Dans les rues de la capitale des Émirats arabes unis, Claire croise par hasard un homme qui ressemble comme deux gouttes d’eau à son ancien conjoint Gabriel, qui a été emporté par le tsunami de 2004.

Pour Claire, il n’y a aucun doute possible : l’inconnu d’Abou Dabi, c’est bel et bien Gabriel, le père de leur adolescent de 15 ans. Mais pourquoi Gabriel a-t-il feint sa mort et fui sa famille ? Claire découvrira que son ex-amoureux travaille en fait comme espion mercenaire pour une organisation secrète menaçante.

« Claire est une femme qui a traversé des épreuves et qui se reconstruit. Elle a aussi été responsable d’un accident qui a causé la mort de plusieurs personnes », détaille Marie-Josée Croze, dont la carrière internationale a décollé grâce aux Invasions barbares, de Denys Arcand.

C’est le réalisateur québécois Louis Choquette (Les honorables) qui s’est vissé derrière la caméra pour les 73 jours de tournage de Mirage, répartis entre le Maroc et les Émirats arabes unis. Le thermomètre y franchissait souvent la barre des 40 oC.

« Mirage, c’est une série d’espionnage. On joue avec les codes de ce genre-là. On ajoute un drame familial et un triangle amoureux. Ce n’est donc pas juste du James Bond avec des scènes d’action. J’ai toujours aimé James Bond, mais il y a un côté superficiel là-dedans qui m’a toujours dérangé », confie Louis Choquette, joint sur le plateau de Mirage au Maroc.

La série d’espionnage international cartonne ces temps-ci. Il n’y a qu’à penser à The Night Manager, Bodyguard ou Killing Eve, qui nous ont offert du divertissement de grande qualité.

La majorité des dialogues de Mirage se déroulent en anglais, avec des séquences en français et en arabe. Maxim Roy y joue la vilaine Jennifer, à la solde de la même agence que Gabriel, l’ancien conjoint de Claire.

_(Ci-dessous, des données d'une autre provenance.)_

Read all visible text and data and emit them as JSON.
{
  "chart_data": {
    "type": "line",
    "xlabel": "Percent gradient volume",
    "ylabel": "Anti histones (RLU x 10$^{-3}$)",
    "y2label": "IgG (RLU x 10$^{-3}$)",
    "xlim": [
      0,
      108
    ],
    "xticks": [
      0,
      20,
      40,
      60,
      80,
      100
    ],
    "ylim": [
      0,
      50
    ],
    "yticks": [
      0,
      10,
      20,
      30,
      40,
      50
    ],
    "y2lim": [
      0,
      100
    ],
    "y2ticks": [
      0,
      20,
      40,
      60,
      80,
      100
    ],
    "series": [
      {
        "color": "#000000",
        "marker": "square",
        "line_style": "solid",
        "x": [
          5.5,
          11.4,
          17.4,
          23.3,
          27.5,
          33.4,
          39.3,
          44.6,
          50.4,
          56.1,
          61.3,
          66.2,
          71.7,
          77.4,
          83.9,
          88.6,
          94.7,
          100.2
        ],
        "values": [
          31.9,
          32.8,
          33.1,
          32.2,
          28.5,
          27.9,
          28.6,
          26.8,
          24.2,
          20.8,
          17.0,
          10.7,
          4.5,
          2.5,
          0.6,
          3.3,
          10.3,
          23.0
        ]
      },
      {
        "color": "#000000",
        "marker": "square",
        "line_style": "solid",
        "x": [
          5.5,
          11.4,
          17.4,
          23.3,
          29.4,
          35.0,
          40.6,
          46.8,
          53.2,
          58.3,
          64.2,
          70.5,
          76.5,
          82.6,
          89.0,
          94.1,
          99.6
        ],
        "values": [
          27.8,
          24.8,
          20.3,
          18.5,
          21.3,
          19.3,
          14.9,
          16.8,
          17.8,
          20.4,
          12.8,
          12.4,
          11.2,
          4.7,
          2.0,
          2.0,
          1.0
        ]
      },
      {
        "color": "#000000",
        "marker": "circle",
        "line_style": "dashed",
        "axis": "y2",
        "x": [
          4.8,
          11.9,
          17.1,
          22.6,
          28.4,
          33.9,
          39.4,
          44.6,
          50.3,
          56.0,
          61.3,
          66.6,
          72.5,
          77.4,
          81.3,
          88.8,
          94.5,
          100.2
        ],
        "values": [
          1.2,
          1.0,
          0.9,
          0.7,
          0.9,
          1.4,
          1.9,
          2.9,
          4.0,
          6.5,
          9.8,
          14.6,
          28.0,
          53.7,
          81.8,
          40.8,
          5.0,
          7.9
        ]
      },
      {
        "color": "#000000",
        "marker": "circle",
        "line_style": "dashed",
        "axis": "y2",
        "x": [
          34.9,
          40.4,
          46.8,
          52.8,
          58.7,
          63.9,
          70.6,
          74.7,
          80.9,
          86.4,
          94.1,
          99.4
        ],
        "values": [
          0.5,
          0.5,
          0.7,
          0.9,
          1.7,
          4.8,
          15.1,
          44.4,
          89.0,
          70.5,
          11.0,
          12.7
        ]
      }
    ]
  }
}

Mirage dispose d’un budget de 3 millions par épisode, des montants impossibles à décrocher au Québec. À titre comparatif, Louis Choquette a eu droit à 5,2 jours de tournage pour un épisode des Honorables du Club illico, en comparaison de 12 jours pour un épisode de Mirage. Plus du double de temps.

« Vraiment, les techniciens et les acteurs québécois sont d’une rapidité et d’une créativité hallucinantes », constate Louis Choquette, qui a également travaillé sur Philharmonia (France 2) et Versailles (Canal+).

Marie-Josée Croze a mis des années avant de succomber au nouvel âge d’or de la télévision, qui se colle de plus en plus au cinéma. « J’ai été réticente. Avant, je ne regardais jamais de télé. Je trouvais que c’était chronophage et, souvent, trop cliché. Puis, j’ai revisité mon jugement. C’est Ozark [Netflix] qui m’a fait changer d’idée. J’ai ensuite enchaîné avec The Americans. Mais en général, je n’aime pas trop les séries », confie l’actrice, toujours aussi pétillante et rafraîchissante. La langue de bois, elle ne connaît pas.

Contrairement à beaucoup de ses collègues féminines, Marie-Josée Croze ne cache pas son âge. Elle a 49 ans, bientôt 50, c’est elle-même qui aborde le sujet en entrevue. « C’est une fierté », dit-elle.

« Je trouve que la vie, c’est rempli d’âges différents. Je n’ai pas de complexe par rapport à ça, en général. Je suis très objective. Oui, je voudrais être immortelle, comme tout le monde, mais j’ai choisi la vérité. » — Marie-Josée Croze

Je me souviens très bien du dimanche de mai 2003 où Marie-Josée Croze a décroché le prix d’interprétation féminine du 56e Festival de Cannes. Elle participait en direct à l’émission de télé de Christiane Charette au bar Chez Roger, rue Beaubien. J’étais posté devant l’établissement du quartier Rosemont, où une foule a convergé peu de temps après l’annonce du palmarès cannois.

Marie-Josée Croze, qui avait alors 33 ans, semblait complètement sonnée. Elle a ensuite déambulé jusqu’au Cinéma Beaubien, deux coins de rue plus loin, pour une conférence de presse surréaliste (dans le bon sens du terme).

La comédienne est repartie à vélo, ne se doutant sûrement pas que cette récompense – et son talent – lui vaudrait des rôles dans Le scaphandre et le papillon de Julian Schnabel, Munich de Steven Spielberg et Ne le dis à personne de Guillaume Canet.